The International Mother Language Day is celebrated on 21 February and it was established in 1999 by the United Nations Educational, Scientific and Cultural Organisation (UNESCO). Languages are the most powerful instruments of preserving and developing our tangible and intangible heritage. Unfortunately, 40 percent of the people in the world do not have access to education in a language that they understand.

Through globalisation, many languages are under threat of disappearing altogether but they are a crucial aspect of preserving cultures around the world. At least 43 percent of the estimated 6000 languages spoken in the world are endangered. Only a few hundred languages have genuinely been given a place in education systems and the public domain, and less than a hundred are used in the digital world.

Languages, with their complex implications for identity, communication, social integration, education, and development, are of strategic importance for people and planet. Yet, due to globalisation processes, they are increasingly under threat, or disappearing altogether.
Hence, this year’s theme is ‘Using technology for multilingual learning: Challenges and opportunities’ and it will discuss the potential role of technology to advance multilingual education and support the development of quality teaching and learning al.

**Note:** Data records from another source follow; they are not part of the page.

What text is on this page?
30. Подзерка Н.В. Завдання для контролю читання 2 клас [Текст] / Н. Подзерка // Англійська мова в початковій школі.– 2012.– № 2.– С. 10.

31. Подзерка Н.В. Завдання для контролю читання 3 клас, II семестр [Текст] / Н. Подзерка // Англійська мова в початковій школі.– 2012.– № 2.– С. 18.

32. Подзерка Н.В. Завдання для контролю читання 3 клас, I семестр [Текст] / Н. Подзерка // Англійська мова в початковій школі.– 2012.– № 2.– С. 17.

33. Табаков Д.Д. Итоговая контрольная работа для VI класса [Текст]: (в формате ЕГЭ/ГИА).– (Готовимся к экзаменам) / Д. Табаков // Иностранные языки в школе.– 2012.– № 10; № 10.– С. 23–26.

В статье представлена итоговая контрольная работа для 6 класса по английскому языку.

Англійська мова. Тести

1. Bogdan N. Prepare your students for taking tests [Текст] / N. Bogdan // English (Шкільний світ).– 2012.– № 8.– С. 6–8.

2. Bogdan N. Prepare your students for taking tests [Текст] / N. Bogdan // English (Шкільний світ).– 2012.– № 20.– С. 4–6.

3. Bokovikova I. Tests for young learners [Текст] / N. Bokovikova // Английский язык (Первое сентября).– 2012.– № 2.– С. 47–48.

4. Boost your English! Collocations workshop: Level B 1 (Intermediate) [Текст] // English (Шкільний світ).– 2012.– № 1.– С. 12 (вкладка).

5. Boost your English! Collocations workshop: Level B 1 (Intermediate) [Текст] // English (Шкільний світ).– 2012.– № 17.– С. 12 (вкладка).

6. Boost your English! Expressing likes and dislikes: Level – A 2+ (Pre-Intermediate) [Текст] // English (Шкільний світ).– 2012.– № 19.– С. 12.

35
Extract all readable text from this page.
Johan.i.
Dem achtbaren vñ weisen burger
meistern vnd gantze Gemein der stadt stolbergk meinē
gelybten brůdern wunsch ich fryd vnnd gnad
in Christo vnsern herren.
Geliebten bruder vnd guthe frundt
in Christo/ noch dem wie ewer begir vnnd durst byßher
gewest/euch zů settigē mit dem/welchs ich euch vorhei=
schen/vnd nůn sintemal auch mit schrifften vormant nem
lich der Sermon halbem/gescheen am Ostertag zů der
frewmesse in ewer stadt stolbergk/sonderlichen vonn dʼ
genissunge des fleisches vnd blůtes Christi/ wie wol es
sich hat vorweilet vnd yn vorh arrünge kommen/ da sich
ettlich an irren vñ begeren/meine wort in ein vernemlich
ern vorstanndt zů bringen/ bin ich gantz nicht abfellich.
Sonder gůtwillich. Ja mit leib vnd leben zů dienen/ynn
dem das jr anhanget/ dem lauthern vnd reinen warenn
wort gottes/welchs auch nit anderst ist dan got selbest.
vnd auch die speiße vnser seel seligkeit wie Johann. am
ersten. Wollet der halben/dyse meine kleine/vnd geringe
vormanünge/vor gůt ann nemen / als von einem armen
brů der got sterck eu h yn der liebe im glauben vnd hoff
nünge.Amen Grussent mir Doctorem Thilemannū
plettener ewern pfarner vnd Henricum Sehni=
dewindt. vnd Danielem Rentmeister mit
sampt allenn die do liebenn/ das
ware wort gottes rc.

In respect of this day, we at World Assembly of Youth (WAY) aim to bring perception to this issue and appeal to the society to embrace this day globally. We strongly encourage young people to rejoice this day and the value of all mother tongues for linguistic and cultural diversity. Technology is pivotal platform for young people to recognise that language diversity helps to enrich us all, that this diversity of languages is a treasure, and not a barrier. Technology could provide new tools for protecting linguistic diversity, this effort will also contribute to the United Nations International Decade of Indigenous Languages (2022-2032), which places multilingualism at the heart of indigenous peoples’ development.

We call upon our members and young people to promote linguistic and cultural diversity, and multilingualism. In the context of education itself, the significance of mother tongue language is obvious acknowledging the fact that it is more approachable to teach young people in their own language. Moreover, education in multilingualism could lead to preservation of cultures, and promotion of tolerance and peace among all.